Es ist mehr als ein halbes Jahrhundert her, seit Gilberto 1958 den Song „Chega de Saudade“ (Nie mehr Sehnsucht) von Antonio Carlos Jobim (Musik) und Vinícius de Moraes (Text) aufnahm und damit den Grundstein legte für das Genre Bossa Nova. In Brasilien wurde der Song viel beachtet. Doch war es einige Jahre später vor allem Gilbertos Interpretation von „Girl From Ipanema“ (Jobim/Moraes), durch die der Bossa Nova seinen Siegeszug um die Welt antrat.
Bis heute ist der am 10. Juni 1931 in Juazeiro (Bundestaat Bahia) geborene Brasilianer Mythos und Bezugspunkt für Bossa-Nova-Musiker. „João hat mir alles beigebracht. Vor allem hat er mir eine starke Idee vermittelt über die Bestimmung Brasiliens, die Aufgabe der Brasilianer, die Mission der portugiesischen Sprache. Alle meine Träume ... gewannen Substanz, als ich die Platte "Chega de Saudade" hörte“, sagt der brasilianische Liedermacher Caetano Veloso.

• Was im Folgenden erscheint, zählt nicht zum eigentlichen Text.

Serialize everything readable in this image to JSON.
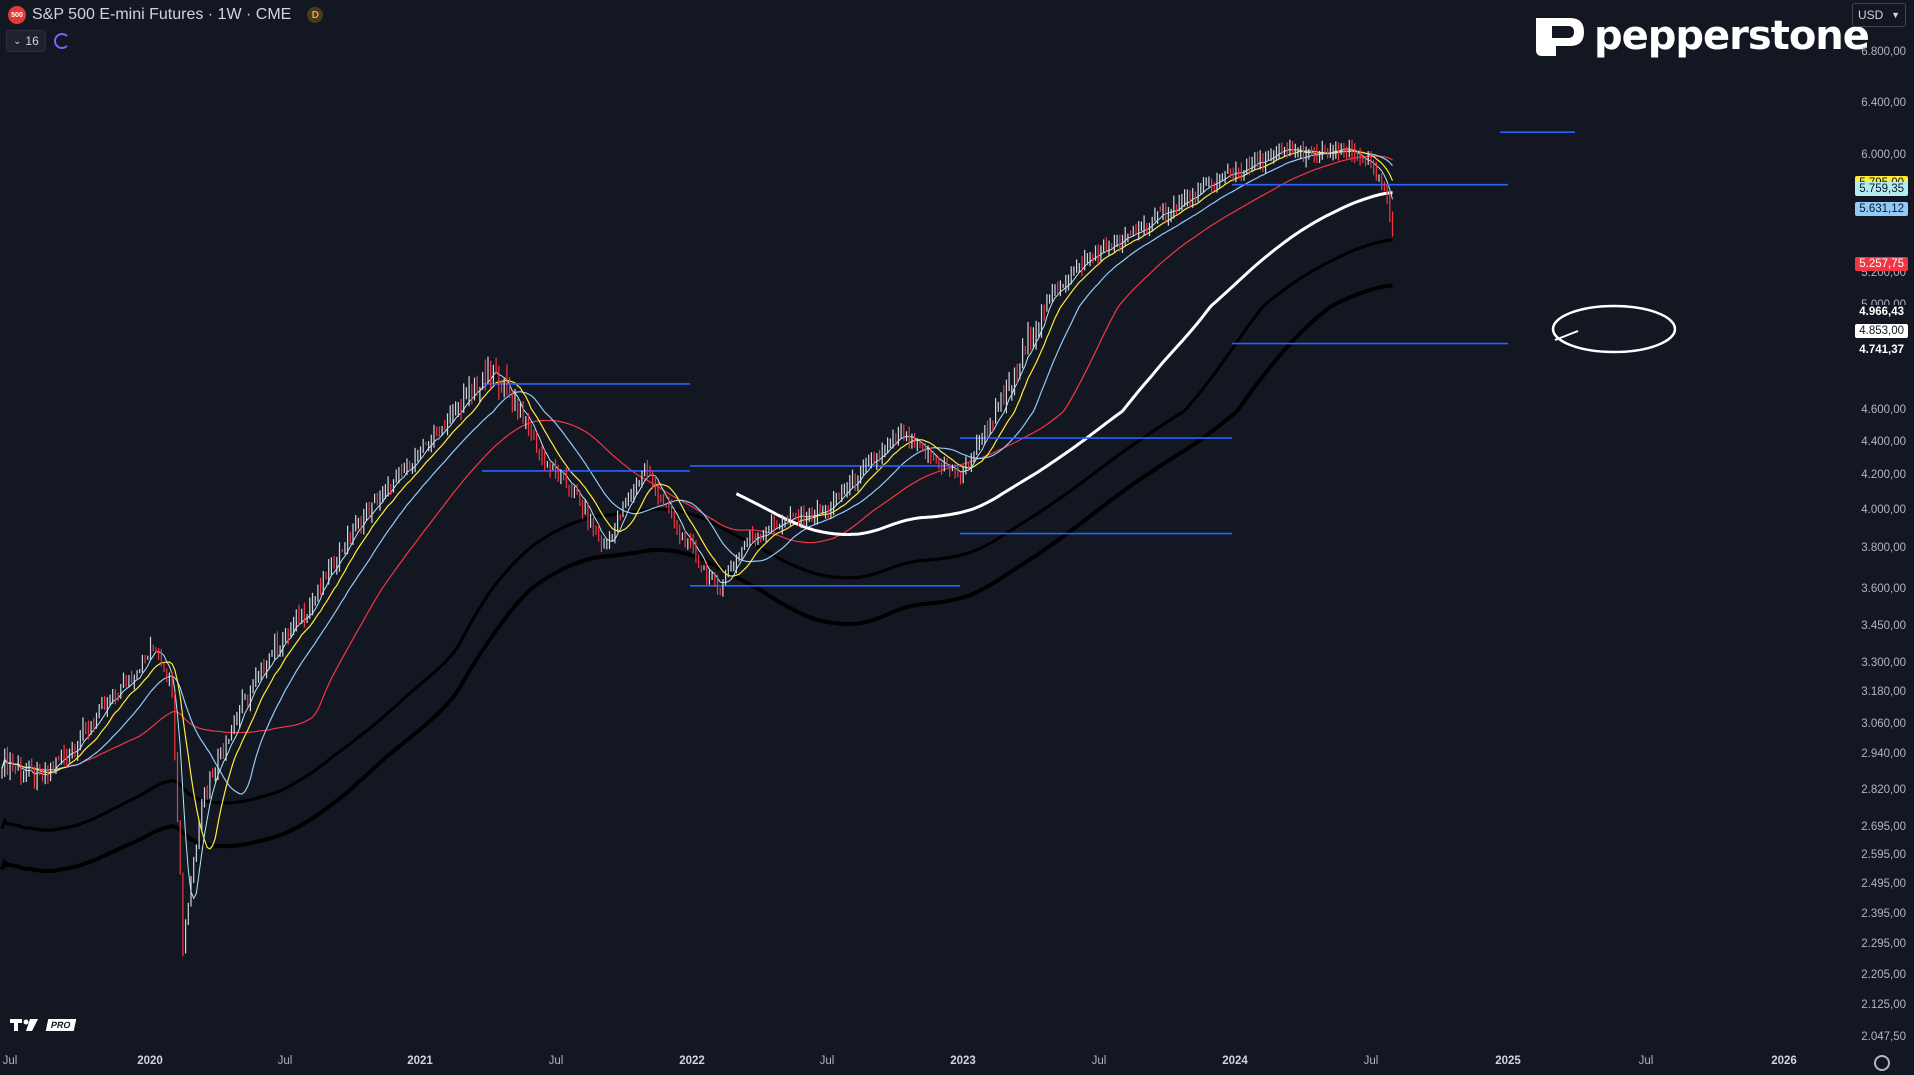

Der renommierte Musik-Kritiker Jon Pareles („New York Times“) hält Gilberto für den „coolsten Mann der Welt“. „Für mich und viele Amerikaner ist João Gilberto der Bossa Nova.“ In der brasilianischen Zeitung „O Globo“ umriss Pareles kürzlich das Phänomen. Gilbertos Musik verlaufe innerhalb rigoroser selbstauferlegter Grenzen.
„Er hebt die Stimme nicht. ... Er macht aus seiner Musik ein intimes Flüstern. Wenn man sich ihm nähert, um zu lauschen, überträgt dieses Flüstern ganze Lebensgefühle.“ Allerdings: Es ist es rares Privileg, dieses „Flüstern“ zu hören. Der als kauzig geltende Musiker lebt zwar mitten im pulsierenden Leben der 6-Millionen-Metropole Rio. Doch sehen lässt er sich kaum.
Seit zehn Jahren ist er mit der Produzentin Claudia Faissol liiert. Beide haben eine vierjährige Tochter. Zwar arbeitet Faissol an einem Dokumentarfilm über den Sänger, doch keiner weiß, ob das Material auch irgendwann einmal an die Öffentlichkeit kommt.
Gilberto lässt sich auch Zeit mit der Genehmigung für die Veröffentlichung eines Buches mit Artikeln und Essays über ihn. Der Verlag hatte gehofft, das Werk diesen Monat zum runden Geburtstag herauszubringen. Jetzt dürfte es wohl frühestens im zweiten Halbjahr etwas werden, wenn João Gilberto seinen Fans wieder einen seiner seltenen Auftritte gönnt.